The cover is closed, it’s on the shelf, I hope not to revisit the feelings or re-ink any of the words. (edit – 2020!!!)
Forth Margins – woodblocks by J Rowan, accordion book designed and published by Lost Path Press, 2019.
Having known each other for over a decade and reconnecting at a woodblock printing class a few years ago, our collaboration on Forth Margins made for a very satisfying project.
Crammond I and II , woodblock prints by E Robson.
During the class we were both inspired by the local shoreline and its historical sites. Rowan continued with the project developing over a dozen plates following the edgelands of the Firth of Forth Estuary while I went on to develop blocks of a series of details from the Steam Ship Explorer.
Printed on recycled bamboo paper as a hard cover accordion and tied with string. Edition of 20. Suitable for use as a book or a linear display of prints with the accordion form fully extended. A map is included to allow you to visit each of the viewpoints.
Forth Margins is available for sale at Art Walk Porty, Gallery 10 Edinburgh, Print Space Dundee and other select events. (Edit – Edition I – SOLD OUT)
2 books have been made so far, using material gathered from the visit.
Taking some of the rusty utilitarian details and symplifying the shapes a seties of woodblocks were carved to make symbolic illustrations for a limited edition (10) concertina book.
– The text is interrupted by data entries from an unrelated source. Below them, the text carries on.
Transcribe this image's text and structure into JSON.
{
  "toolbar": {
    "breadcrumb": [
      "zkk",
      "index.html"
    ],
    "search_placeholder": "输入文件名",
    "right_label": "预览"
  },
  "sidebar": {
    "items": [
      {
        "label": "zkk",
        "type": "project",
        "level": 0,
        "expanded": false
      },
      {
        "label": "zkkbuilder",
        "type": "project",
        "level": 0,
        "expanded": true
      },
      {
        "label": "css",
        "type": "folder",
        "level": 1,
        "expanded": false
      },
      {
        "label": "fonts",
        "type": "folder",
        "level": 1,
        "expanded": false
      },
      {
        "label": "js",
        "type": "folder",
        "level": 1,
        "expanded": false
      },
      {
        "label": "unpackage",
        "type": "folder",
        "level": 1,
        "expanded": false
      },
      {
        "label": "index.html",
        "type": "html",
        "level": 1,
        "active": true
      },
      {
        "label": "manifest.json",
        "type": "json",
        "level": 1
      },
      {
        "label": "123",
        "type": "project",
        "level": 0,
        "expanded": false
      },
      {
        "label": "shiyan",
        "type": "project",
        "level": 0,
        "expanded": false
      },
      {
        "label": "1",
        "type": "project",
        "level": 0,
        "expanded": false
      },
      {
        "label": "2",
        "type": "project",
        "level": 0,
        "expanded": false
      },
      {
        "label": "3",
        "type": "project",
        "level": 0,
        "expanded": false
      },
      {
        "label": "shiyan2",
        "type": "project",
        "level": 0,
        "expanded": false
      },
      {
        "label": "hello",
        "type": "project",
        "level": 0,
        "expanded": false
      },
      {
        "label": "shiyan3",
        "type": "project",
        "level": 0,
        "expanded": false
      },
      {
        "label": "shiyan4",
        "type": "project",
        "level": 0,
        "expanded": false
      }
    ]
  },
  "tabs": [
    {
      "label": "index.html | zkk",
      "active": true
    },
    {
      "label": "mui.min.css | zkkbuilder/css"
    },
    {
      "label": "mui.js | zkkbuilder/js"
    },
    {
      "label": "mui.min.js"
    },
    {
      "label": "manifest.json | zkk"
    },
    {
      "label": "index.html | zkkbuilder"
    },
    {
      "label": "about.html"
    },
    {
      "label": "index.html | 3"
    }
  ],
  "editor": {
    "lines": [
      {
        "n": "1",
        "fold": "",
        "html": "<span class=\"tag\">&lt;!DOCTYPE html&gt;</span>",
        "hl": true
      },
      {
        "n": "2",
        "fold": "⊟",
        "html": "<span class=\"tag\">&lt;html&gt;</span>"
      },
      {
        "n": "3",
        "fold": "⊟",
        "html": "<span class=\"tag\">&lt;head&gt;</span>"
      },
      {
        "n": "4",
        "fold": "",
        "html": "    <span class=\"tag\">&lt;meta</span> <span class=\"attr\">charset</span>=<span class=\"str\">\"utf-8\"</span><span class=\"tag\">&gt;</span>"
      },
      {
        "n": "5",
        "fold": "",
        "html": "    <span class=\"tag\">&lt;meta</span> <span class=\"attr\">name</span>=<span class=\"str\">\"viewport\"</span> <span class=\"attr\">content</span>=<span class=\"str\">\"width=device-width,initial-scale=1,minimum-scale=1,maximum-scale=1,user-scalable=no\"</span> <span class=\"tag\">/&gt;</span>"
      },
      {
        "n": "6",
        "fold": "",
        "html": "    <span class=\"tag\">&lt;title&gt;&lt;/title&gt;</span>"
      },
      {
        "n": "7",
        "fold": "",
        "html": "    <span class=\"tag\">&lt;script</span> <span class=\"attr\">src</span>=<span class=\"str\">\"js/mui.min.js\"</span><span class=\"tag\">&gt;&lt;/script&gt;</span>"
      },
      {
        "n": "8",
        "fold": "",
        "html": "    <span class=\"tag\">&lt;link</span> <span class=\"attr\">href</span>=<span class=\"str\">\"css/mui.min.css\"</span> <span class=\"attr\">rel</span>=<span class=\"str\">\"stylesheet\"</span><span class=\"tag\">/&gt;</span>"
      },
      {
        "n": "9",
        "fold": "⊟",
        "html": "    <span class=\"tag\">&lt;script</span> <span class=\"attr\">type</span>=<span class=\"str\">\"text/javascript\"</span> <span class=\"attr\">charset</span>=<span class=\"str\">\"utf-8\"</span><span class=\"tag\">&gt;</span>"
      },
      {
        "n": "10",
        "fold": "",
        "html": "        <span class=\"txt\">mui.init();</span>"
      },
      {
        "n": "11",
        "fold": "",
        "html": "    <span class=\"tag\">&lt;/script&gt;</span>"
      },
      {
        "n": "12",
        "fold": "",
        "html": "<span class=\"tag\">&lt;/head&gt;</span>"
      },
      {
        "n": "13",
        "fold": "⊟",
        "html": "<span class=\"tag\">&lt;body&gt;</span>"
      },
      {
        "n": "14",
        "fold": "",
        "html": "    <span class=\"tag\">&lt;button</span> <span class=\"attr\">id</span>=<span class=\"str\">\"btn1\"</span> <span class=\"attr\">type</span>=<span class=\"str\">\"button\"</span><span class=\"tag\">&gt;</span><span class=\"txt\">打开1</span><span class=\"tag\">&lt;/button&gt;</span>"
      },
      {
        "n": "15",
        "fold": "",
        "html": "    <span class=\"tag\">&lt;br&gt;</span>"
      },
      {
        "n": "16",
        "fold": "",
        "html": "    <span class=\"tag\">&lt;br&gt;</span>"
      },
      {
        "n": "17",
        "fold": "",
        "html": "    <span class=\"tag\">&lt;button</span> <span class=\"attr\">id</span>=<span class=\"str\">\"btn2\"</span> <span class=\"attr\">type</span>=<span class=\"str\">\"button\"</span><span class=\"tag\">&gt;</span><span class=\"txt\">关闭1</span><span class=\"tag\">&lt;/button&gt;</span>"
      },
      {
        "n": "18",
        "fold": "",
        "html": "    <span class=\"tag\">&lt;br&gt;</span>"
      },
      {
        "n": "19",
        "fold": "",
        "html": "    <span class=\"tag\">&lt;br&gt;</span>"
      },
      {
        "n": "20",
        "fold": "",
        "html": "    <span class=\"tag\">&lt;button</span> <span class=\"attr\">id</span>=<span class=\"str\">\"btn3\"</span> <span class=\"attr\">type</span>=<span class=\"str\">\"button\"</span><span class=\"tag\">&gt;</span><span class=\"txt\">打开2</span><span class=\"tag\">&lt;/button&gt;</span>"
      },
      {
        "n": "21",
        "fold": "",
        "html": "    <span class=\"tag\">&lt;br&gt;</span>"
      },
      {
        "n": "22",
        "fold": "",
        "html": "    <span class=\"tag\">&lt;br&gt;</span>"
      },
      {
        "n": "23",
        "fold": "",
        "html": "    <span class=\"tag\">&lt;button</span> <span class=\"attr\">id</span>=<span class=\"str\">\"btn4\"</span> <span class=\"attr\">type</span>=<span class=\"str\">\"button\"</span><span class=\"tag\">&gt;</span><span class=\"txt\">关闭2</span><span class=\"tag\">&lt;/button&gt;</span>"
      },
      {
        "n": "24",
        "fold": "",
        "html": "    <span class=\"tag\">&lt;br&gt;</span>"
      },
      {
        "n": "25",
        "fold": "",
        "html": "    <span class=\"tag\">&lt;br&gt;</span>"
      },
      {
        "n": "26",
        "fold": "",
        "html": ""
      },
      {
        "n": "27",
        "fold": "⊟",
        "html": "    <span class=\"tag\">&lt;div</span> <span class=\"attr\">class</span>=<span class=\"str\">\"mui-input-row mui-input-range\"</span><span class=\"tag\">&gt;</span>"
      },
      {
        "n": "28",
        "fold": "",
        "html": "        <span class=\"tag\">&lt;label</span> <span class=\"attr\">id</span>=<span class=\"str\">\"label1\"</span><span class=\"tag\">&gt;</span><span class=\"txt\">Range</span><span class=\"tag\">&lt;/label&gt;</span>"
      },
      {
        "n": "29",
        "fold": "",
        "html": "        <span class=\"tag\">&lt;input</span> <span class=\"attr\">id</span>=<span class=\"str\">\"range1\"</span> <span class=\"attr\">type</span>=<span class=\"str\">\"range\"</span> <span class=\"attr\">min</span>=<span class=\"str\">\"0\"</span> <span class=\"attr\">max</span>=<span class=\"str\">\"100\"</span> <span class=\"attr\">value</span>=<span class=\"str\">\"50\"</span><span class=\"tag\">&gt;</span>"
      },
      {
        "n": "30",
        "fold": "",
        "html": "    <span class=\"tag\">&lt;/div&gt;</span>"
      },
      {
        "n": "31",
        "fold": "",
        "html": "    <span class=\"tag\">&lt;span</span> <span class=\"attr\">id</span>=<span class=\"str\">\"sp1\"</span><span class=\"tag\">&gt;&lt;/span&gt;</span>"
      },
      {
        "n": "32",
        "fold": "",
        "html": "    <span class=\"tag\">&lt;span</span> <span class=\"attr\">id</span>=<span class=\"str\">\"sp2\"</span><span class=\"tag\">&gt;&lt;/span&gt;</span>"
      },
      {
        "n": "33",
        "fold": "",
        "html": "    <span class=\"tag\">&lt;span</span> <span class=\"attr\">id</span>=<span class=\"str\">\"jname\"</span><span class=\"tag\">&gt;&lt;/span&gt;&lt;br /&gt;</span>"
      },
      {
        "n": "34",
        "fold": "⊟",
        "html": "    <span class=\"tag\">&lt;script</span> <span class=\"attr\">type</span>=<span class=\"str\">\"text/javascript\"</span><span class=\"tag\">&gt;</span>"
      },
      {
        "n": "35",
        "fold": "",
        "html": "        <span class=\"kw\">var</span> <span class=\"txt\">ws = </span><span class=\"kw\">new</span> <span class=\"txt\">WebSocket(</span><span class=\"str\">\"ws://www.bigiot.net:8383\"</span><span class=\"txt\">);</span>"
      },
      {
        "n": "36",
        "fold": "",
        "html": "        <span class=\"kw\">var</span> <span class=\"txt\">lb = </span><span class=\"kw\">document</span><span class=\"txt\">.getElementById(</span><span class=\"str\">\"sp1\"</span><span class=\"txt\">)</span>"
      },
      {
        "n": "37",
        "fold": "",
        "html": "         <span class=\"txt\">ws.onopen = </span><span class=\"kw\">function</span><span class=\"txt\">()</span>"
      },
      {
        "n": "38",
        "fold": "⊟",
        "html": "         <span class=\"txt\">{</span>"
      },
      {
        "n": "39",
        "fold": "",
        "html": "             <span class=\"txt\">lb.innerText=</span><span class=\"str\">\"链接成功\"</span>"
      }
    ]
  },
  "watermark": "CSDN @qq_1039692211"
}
A small meander book with 28 images of details found on the ship is available to download as a pdf file to print at home.
Work on the theme of Almanac for a photographic exhibition led to the creation of 36 darkroom silver gelatine prints of entirely man-made constellations.
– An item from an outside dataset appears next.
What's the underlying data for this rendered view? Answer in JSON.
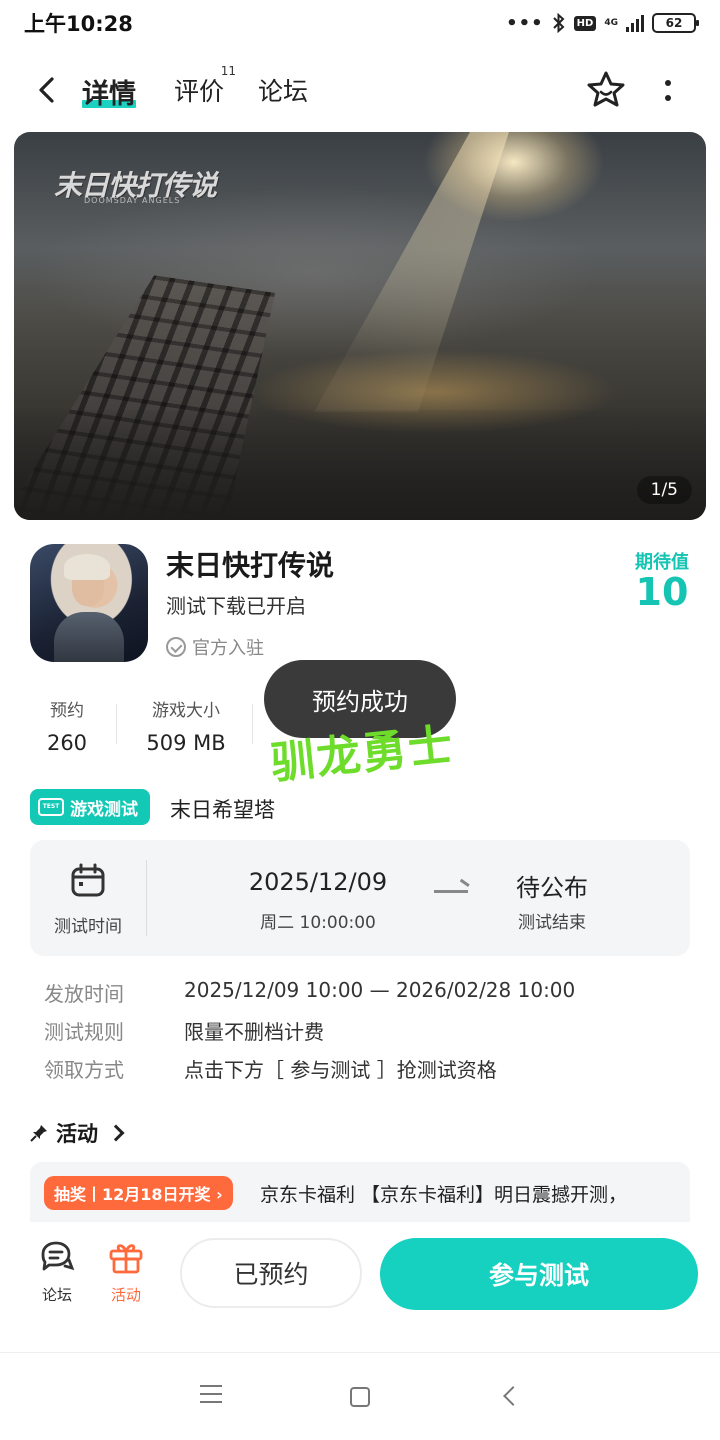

Three books have been produced to accompany the exhibition. A catalogue pamphlet, a dos-a-dos zine (limited edition of 60) and and large format book (limited edition of 12) exploring how the seasons that used to inform and schedule human activities now in the Anthropocene era the seasons are effected by mans activities instead.
Developing books for the Art Walk Porty “Pleasure Ground” theme led our collective to consider the carousel, not only of significance in the fairground as a swirling ride but also to photographers as the holder of memories in sequence – the slide projector carousel.
Thinking about the theme for several months the final project formed when I encountered a boarded up Merry-Go-Round in France. It was 37 degrees, the ride abandoned by the sensible folk who didn’t want to melt in a plastic tent. Time alone to make multiple exposure medium format colour kodak images of the structure.
These photographs formed the ground of the work. Four photographic prints, an installation of transparent floating circular accetate ‘bubbles’ on a glass balustrade and the book works themselves.
Experimenting with the circular form led to the main work Merry-Go-Round. A hard cover double sided accordion variant with paper cut letters. The slinky book could be displayed in a variety of round forms, but also stretched out to permit the prints to be seen. Edition of 5. (Edit – SOLD OUT)
Taking inspiration from the transparent installation further artists’ books were developed utilising origami and map folding techniques to make additional carousel forms.
The final book in the series – with a nod to our hosts at Twelve Triangles – was a work of off cuts, recycling the cut off papers from the other works to form a unique triangular structure with loose pages and many display possibilities.